Des Weiteren ist es den Herausgebern ein Anliegen, auf die enge Verknüpfung von Innen- und Außenpolitik ("intermestic") hinzuweisen und damit zu zeigen, dass Ideologie stets in der Wechselbeziehung dieser Räume entsteht. Am Beispiel des Schlagwortes Nationalismus zeigt Michaela Hoenicke-Moore beispielsweise, dass die amerikanische Öffentlichkeit nicht nur Empfängerin außenpolitischer Ideologien von oben war, sondern diese Politik durch Korrespondenzen mit Entscheidungsträgerinnen und -trägern aktiv mitgestaltete. Ähnlich verhält es sich mit Daniel Tichenors Analyse von Immigrationsdebatten und der Erkenntnis, dass sich diese nicht anhand von Parteizugehörigkeit verstehen lassen.
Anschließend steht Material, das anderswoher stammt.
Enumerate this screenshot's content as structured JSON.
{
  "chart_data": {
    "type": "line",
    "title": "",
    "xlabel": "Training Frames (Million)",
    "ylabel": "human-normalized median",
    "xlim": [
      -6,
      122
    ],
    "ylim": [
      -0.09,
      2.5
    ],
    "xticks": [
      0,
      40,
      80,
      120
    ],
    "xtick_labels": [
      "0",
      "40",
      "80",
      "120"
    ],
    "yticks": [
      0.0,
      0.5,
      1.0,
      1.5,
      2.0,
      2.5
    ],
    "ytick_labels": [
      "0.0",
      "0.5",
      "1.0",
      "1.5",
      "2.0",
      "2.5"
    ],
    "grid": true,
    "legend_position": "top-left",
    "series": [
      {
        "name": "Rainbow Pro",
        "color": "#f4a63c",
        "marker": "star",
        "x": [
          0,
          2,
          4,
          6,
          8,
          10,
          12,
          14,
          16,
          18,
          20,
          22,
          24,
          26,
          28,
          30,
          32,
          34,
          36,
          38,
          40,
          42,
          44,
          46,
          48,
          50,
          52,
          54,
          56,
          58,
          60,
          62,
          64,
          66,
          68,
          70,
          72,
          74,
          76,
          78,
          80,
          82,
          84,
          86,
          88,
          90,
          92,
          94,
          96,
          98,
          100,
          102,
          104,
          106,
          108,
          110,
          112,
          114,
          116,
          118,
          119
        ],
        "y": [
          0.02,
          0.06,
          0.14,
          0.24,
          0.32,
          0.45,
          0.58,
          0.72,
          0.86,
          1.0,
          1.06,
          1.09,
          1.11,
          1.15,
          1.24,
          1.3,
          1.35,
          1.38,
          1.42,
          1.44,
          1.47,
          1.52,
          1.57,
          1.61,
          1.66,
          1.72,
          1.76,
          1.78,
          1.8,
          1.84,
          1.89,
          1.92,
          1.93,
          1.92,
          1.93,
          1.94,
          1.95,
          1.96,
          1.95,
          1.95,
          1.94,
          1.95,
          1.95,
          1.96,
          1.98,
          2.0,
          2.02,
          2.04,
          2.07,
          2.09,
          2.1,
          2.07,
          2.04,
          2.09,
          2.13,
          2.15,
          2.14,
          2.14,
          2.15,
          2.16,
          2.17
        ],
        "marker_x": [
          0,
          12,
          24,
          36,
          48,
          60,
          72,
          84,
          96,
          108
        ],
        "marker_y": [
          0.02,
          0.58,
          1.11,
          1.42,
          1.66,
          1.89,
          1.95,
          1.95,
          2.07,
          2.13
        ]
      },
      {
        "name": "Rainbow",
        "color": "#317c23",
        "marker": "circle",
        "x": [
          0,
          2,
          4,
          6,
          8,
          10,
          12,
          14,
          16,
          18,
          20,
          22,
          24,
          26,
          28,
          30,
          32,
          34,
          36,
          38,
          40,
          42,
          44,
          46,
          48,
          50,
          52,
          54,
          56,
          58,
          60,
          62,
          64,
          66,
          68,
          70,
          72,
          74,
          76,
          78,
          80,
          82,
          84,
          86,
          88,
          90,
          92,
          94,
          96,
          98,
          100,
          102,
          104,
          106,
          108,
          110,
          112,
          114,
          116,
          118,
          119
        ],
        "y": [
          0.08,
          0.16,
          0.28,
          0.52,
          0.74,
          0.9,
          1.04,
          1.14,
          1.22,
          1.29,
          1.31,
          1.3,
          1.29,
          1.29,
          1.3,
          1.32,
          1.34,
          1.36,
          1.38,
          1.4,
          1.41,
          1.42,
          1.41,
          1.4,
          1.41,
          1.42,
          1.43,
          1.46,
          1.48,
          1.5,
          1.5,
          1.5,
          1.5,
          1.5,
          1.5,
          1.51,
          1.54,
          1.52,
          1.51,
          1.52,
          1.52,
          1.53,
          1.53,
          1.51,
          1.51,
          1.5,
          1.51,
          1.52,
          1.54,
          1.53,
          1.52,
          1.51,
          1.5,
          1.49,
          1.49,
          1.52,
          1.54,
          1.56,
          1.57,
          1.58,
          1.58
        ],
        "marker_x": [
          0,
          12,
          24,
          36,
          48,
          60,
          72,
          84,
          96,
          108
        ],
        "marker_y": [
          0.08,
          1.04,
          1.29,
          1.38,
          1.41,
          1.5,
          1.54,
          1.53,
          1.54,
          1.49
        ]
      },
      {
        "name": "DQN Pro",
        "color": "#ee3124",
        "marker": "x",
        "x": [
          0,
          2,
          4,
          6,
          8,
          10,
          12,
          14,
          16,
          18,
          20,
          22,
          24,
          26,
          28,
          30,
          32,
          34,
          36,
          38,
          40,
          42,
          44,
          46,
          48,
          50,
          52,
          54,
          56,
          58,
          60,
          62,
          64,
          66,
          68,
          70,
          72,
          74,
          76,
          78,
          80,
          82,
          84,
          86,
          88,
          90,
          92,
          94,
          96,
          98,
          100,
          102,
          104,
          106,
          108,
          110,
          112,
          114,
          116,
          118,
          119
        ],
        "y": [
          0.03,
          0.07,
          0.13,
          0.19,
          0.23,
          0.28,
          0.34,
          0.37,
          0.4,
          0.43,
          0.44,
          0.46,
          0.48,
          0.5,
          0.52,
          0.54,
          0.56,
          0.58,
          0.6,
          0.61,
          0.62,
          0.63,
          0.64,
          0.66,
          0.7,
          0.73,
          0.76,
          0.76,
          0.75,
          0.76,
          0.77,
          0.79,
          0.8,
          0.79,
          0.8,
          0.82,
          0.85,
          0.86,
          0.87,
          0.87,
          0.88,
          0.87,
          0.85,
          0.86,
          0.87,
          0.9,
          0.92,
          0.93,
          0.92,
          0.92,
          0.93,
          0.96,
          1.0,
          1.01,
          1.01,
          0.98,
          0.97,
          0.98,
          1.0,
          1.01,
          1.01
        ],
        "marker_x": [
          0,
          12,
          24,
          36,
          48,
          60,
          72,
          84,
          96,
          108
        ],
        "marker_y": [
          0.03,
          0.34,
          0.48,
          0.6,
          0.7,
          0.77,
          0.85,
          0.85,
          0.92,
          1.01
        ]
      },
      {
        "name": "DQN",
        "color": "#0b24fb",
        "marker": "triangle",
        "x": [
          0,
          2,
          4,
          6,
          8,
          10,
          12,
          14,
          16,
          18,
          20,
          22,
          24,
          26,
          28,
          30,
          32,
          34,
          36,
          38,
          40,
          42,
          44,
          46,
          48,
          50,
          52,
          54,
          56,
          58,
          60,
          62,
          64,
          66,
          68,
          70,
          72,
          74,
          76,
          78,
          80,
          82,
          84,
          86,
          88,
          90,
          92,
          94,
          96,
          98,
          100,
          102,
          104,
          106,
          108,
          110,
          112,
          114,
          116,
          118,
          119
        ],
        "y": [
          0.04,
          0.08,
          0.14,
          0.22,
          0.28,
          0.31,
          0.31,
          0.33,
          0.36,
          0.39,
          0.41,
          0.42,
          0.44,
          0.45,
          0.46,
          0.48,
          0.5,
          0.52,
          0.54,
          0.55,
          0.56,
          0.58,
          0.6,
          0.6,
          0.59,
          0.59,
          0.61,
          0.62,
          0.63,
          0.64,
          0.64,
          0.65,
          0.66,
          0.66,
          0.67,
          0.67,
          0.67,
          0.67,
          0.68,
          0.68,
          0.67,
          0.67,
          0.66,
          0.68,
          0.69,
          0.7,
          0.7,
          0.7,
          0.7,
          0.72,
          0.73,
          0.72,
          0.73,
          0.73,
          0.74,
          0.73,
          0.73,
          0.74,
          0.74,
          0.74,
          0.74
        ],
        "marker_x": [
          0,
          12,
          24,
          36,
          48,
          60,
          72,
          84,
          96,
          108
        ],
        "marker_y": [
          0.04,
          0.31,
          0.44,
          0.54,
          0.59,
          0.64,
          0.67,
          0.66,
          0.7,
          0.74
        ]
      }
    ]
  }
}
Vielmehr wurde innerhalb der US-Bevölkerung deutlich diverser über Einreisequoten und Rechte von Migranten diskutiert, was sich auch in ambivalenten Migrationspolitiken niederschlug. In Daniel Immerwahrs Beitrag zur Star Wars-Trilogie wird auch der kulturelle Umgang der Öffentlichkeit mit den Auswüchsen amerikanischer Vorherrschaft ergründet. Die zum Imperium verkommene Republik, der mit der späten Einsicht Darth Vaders Absolution erteilt wird, interpretiert er als Hoffnung der USA nach dem Vietnamkrieg wieder zu ideeller Stärke zurückzufinden.
Um der Diversität der Themen gerecht zu werden, verzichten die Herausgeber bewusst auf eine Arbeitsdefinition von Ideologie. Vielmehr sollen das Konzept und seine Grenzen durch die Diversität der Beiträge aufgezeigt werden. Während hierdurch eine interessante Diskussion entsteht, finden sich Leserinnen und Leser gleichzeitig in einem schwer einzugrenzenden Raum wieder, was wiederrum die Anwendbarkeit von Ideologie als analytischer Kategorie infragestellt. Denn wie und wann ein Gefühl, eine Meinung oder eine Theorie zur Ideologie wird, bleibt oft unklar.
Am nützlichsten erscheint Penny Von Eschens Definition von Ideologie als "the ongoing work of naturalizing and normalizing power relations that are constructed and contingent" (301). Ihre Definition nähert sich hier einem Foucaultschen Diskursbegriff an und wird zum flexiblen Sinnstiftungs- und Ordnungsprinzip. Folgt man dieser insgesamt schlüssigen Interpretation, gelangt man jedoch zu der Frage, ob die Kategorie "Ideologies of Power" nicht redundant ist, dient Ideologie doch scheinbar grundsätzlich der Produktion und Reproduktion von Machtverhältnissen.
Allein an dieser Frage zeigt sich aber auch die große Stärke des Sammelbandes. Die vielseitige Auswahl an Beiträgen regt zweifellos zum Denken an und macht damit deutlich, dass es sich bei Ideologie und Außenbeziehungen um einen zweifellos relevanten Themenkomplex handelt, der dringend weiterer Forschung bedarf.